Um die „Rolle der Frauen in den Moscheegemeinden” geht es am 13. und 14. September in einer Fachkonferenz der Uni. Themen sind u.a. Frauenbilder muslimischer Philosophen und Mystiker, ihre Arbeit in den Vorständen von Moscheegemeinden oder die Intersektionalität von Islam, Frauen und Feminismus. Solange es freie Plätze gibt, ist die Anmeldung auch noch vor Ort möglich, die Teilnahmegebühr beträgt 5 Euro.

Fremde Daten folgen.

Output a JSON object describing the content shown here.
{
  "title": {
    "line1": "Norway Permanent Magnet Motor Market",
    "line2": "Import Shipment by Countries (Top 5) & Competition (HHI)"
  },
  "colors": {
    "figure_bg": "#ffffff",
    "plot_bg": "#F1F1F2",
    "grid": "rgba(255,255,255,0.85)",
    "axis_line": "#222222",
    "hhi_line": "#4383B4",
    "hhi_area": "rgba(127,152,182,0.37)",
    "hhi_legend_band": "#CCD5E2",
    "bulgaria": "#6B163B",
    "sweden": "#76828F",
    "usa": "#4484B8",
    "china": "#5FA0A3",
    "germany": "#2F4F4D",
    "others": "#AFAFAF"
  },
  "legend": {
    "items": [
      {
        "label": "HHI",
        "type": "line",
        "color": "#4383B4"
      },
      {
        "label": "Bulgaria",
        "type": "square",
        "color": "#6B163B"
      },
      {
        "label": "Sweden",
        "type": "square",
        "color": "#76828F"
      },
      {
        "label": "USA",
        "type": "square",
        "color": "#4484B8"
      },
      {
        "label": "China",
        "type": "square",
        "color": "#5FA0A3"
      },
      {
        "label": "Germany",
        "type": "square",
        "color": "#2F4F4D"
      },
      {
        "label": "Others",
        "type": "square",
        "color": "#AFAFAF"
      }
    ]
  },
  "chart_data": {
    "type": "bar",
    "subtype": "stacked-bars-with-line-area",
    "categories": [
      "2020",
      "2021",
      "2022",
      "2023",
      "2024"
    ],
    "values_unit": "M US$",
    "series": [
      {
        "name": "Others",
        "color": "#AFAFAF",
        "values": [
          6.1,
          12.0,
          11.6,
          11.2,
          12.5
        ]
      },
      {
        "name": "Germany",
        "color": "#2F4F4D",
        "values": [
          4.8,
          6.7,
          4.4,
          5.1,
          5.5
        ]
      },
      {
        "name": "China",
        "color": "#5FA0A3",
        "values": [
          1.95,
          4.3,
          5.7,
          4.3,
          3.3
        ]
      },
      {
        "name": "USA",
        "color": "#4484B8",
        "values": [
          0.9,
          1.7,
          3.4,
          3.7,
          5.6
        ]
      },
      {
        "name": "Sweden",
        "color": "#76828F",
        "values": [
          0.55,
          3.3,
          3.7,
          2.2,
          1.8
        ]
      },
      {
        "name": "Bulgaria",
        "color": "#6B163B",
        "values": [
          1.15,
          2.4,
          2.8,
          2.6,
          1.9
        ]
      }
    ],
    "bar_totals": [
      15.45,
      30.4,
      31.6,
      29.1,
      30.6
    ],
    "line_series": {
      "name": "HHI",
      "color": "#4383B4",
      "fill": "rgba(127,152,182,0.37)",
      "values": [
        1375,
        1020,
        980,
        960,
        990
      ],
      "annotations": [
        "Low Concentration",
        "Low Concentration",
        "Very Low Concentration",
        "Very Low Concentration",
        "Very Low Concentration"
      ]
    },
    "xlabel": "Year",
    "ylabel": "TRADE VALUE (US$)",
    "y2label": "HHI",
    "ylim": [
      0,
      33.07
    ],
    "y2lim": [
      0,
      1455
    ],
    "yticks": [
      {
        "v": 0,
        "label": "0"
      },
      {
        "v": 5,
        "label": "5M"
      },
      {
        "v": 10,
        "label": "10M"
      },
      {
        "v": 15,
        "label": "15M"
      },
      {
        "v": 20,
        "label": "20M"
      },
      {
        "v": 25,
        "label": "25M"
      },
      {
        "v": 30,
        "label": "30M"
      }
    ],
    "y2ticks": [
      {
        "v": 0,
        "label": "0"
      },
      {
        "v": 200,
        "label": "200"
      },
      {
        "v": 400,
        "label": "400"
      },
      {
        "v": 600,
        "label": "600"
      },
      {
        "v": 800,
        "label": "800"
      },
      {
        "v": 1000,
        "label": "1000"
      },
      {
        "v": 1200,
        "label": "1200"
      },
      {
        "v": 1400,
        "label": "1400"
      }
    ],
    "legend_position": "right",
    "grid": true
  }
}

Weitere Informationen gibt es auf dem Flyer zur Veranstaltung.

Außen vor bleibt das Thema Frauenrechte leider beim »Colloquium Dritte Welt – Umwelt und Entwicklung«, das sich diesmal der Frage „Kein Friede für Afghanistan?” widmet. Einst einer der medial hervorgehobenen Gründe für den Krieg gegen die Taliban, ist es heute mehr als fragwürdig, ob sich für die Afghaninnen tatsächlich die Situation gebessert hat. Auf Nachfrage wurde ich an den einzigen Vortrag einer Referentin, Nadia Nashir-Karim vom Afghanischen Frauenverein, verwiesen (7. Dezember, 19:30 Uhr, Eintritt frei, Vortragssaal der VHS in der Bergstr. 8). Dabei soll es aber eigentlich darum gehen, ob Hilfsprojekte Afghanistan wirklich helfen können. Polemisch ausgedrückt: „ups, die Frauen haben wir vergessen, aber derailen sie ruhig den Vortrag unserer Quotenfrau”.